Welchen Stellenwert hat der Fußball in der Gesellschaft?

Grundsätzlich ist Österreich sehr begeisterungsfähig für den Fußball. Aber das hängt immer auch vom sportlichen Erfolg ab und ist ein weiterer Punkt, der Deutschland von Österreich unterscheidet. Deutschland spielt immer bei großen Turnieren mit und das auch meist sehr erfolgreich. Da ist die logische Konsequenz, dass der Sport zu einem Zuschauermagneten wird, der entsprechende Gelder generiert, die dann in die Weiterentwicklung des Sports fließen. Im Vergleich dazu hat der Wintersport in Österreich die entsprechende Tradition. Hier sind wir Teil der Weltspitze und entsprechend ist die Infrastruktur über die Zeit gewachsen.

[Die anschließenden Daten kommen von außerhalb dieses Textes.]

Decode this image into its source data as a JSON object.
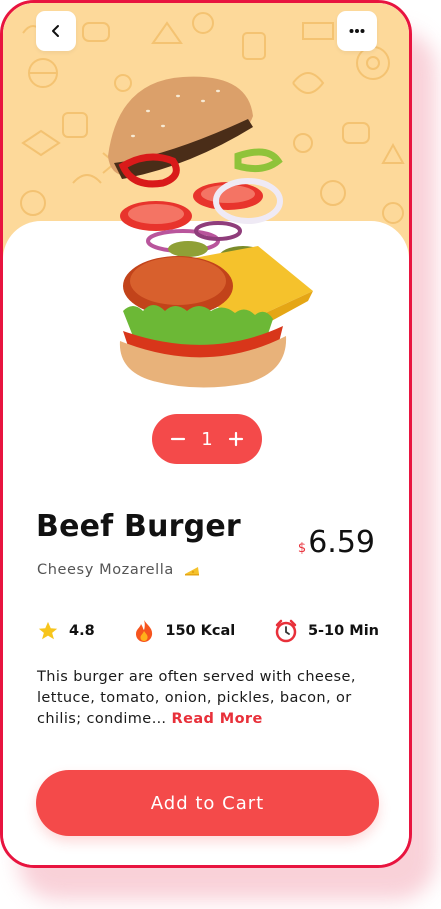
{
  "product": {
    "name": "Beef Burger",
    "subtitle": "Cheesy Mozarella",
    "currency": "$",
    "price": "6.59",
    "quantity": "1"
  },
  "stats": {
    "rating": "4.8",
    "calories": "150 Kcal",
    "time": "5-10 Min"
  },
  "description": {
    "text": "This burger are often served with cheese, lettuce, tomato, onion, pickles, bacon, or chilis; condime…",
    "read_more": "Read More"
  },
  "actions": {
    "add_to_cart": "Add to Cart"
  },
  "colors": {
    "accent": "#f44a4a",
    "frame": "#e8143f",
    "hero_bg": "#fdd99a"
  },
  "icons": [
    "back-arrow-icon",
    "more-dots-icon",
    "minus-icon",
    "plus-icon",
    "cheese-icon",
    "star-icon",
    "fire-icon",
    "alarm-clock-icon"
  ]
}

Was bedeutet das für Sie als Sportler?

Dass es unsere Aufgabe ist, mit konstant guten Leistungen für die entsprechende Euphorie zu sorgen. Wenn wir als Nationalmannschaft keine guten Leistungen zeigen, können wir nicht erwarten, dass uns die Fans bedingungslos unterstützen und wir jedes Heimspiel vor 50.000 Zuschauern im ausverkauften Ernst-Happel-Stadion spielen. Wir müssen die Fans für den Fußball begeistern. Und mit der Unterstützung der Vereine und des Verbandes können wir das Niveau in Österreich noch weiter steigern.

Ist der erste notwendige Schritt dabei die Qualifikation für die EM 2020?

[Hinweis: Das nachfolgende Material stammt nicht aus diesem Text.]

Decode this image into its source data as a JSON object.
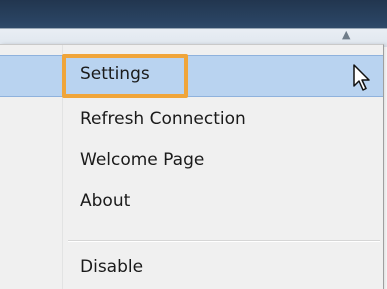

Klares ja. Das muss unser Anspruch sein und wir haben die Qualität, dieses Ziel auch zu erreichen.


Sie haben vor einem Jahr Bedenken über zunehmenden Rechtsruck und Populismus in Politik und Gesellschaft geäußert. Wie ist die derzeitige politische Situation in Österreich mit ihren Ansichten kompatibel? Schließlich sind Sie der Kapitän der Nationalmannschaft.

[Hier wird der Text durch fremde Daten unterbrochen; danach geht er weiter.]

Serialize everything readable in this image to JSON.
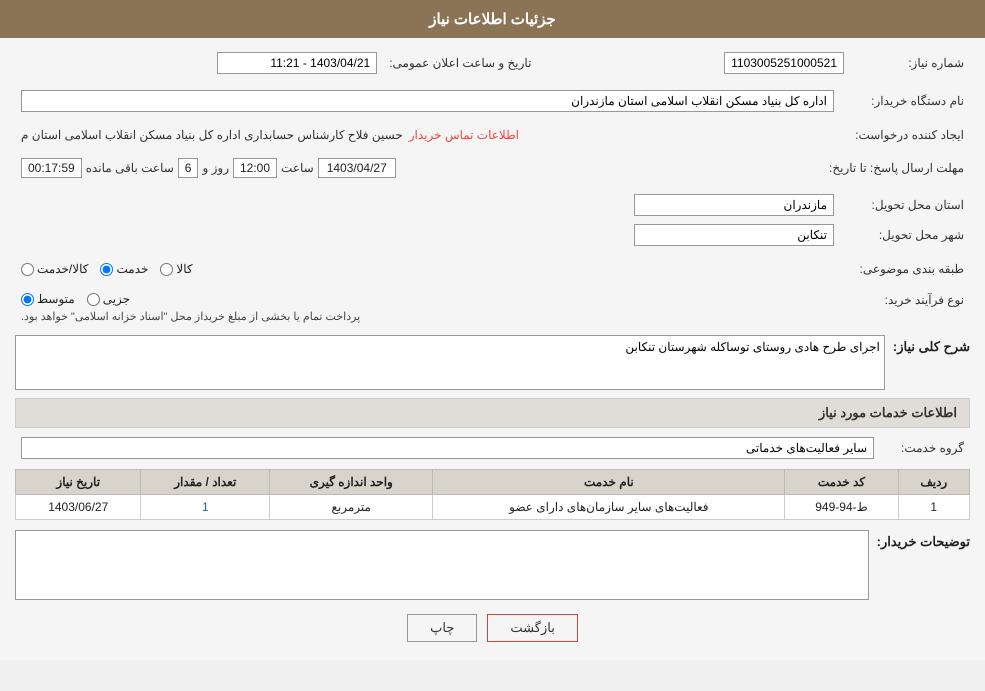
{
  "header": {
    "title": "جزئیات اطلاعات نیاز"
  },
  "fields": {
    "need_number_label": "شماره نیاز:",
    "need_number_value": "1103005251000521",
    "announce_datetime_label": "تاریخ و ساعت اعلان عمومی:",
    "announce_datetime_value": "1403/04/21 - 11:21",
    "buyer_org_label": "نام دستگاه خریدار:",
    "buyer_org_value": "اداره کل بنیاد مسکن انقلاب اسلامی استان مازندران",
    "creator_label": "ایجاد کننده درخواست:",
    "creator_value": "حسین فلاح کارشناس حسابداری اداره کل بنیاد مسکن انقلاب اسلامی استان م",
    "creator_link": "اطلاعات تماس خریدار",
    "deadline_label": "مهلت ارسال پاسخ: تا تاریخ:",
    "deadline_date": "1403/04/27",
    "deadline_time_label": "ساعت",
    "deadline_time": "12:00",
    "deadline_day_label": "روز و",
    "deadline_days": "6",
    "deadline_remaining_label": "ساعت باقی مانده",
    "deadline_remaining": "00:17:59",
    "delivery_province_label": "استان محل تحویل:",
    "delivery_province_value": "مازندران",
    "delivery_city_label": "شهر محل تحویل:",
    "delivery_city_value": "تنکابن",
    "subject_label": "طبقه بندی موضوعی:",
    "subject_options": [
      "کالا",
      "خدمت",
      "کالا/خدمت"
    ],
    "subject_selected": "خدمت",
    "purchase_type_label": "نوع فرآیند خرید:",
    "purchase_type_options": [
      "جزیی",
      "متوسط"
    ],
    "purchase_type_selected": "متوسط",
    "purchase_type_note": "پرداخت تمام یا بخشی از مبلغ خریداز محل \"اسناد خزانه اسلامی\" خواهد بود.",
    "need_desc_label": "شرح کلی نیاز:",
    "need_desc_value": "اجرای طرح هادی روستای توساکله شهرستان تنکابن",
    "services_header": "اطلاعات خدمات مورد نیاز",
    "service_group_label": "گروه خدمت:",
    "service_group_value": "سایر فعالیت‌های خدماتی",
    "table": {
      "columns": [
        "ردیف",
        "کد خدمت",
        "نام خدمت",
        "واحد اندازه گیری",
        "تعداد / مقدار",
        "تاریخ نیاز"
      ],
      "rows": [
        {
          "row_num": "1",
          "service_code": "ط-94-949",
          "service_name": "فعالیت‌های سایر سازمان‌های دارای عضو",
          "unit": "مترمربع",
          "quantity": "1",
          "date": "1403/06/27"
        }
      ]
    },
    "buyer_notes_label": "توضیحات خریدار:",
    "buyer_notes_value": ""
  },
  "buttons": {
    "print_label": "چاپ",
    "back_label": "بازگشت"
  }
}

Es geht hier meiner Meinung nach nicht um Kompatibilität. Der Sport, nicht nur der Fußball, hat so eine völkerverbindende Funktion und integrative Kraft, dass er sich den politischen Gegebenheiten nicht anpassen muss. Natürlich dürfen wir als Sportler nicht die Augen verschließen und uns ganz von diesen Themen loslösen. Wir haben als Gruppe die Chance, positive Signale zu setzen und unsere Werte zu repräsentieren.

Welche Werte sind das?

Wir haben alle unterschiedliche Backgrounds und wollen gemeinsam Großes erreichen. Das ist das Zeichen, was wir an die Gesellschaft weitergeben wollen. Was die Politik daraus macht, davon wollen wir uns freimachen. Wir wollen die Werte leben, stehen als multikulturelles Team für Offenheit, Solidarität und Menschlichkeit. Daraus sind wir entstanden und damit sind wir erfolgreich.

Wie geht es für einen Typen wie Julian Baumgartlinger nach der aktiven Karriere weiter?

Zunächst, wenn es die Gesundheit zulässt, möchte ich noch einige Jahre auf dem Platz stehen. Ich habe sehr viel Spaß am Sport und möchte noch lange auf diesem Niveau spielen. Anschließend sehe ich meine Zukunft weiterhin im Fußball. Der Fußball hat mir eine so vielseitige Ausbildung ermöglicht, da wäre es verschenkt, all die Fertigkeiten und Erfahrungen nicht zu nutzen. In welcher Funktion das sein wird, lasse ich mir offen.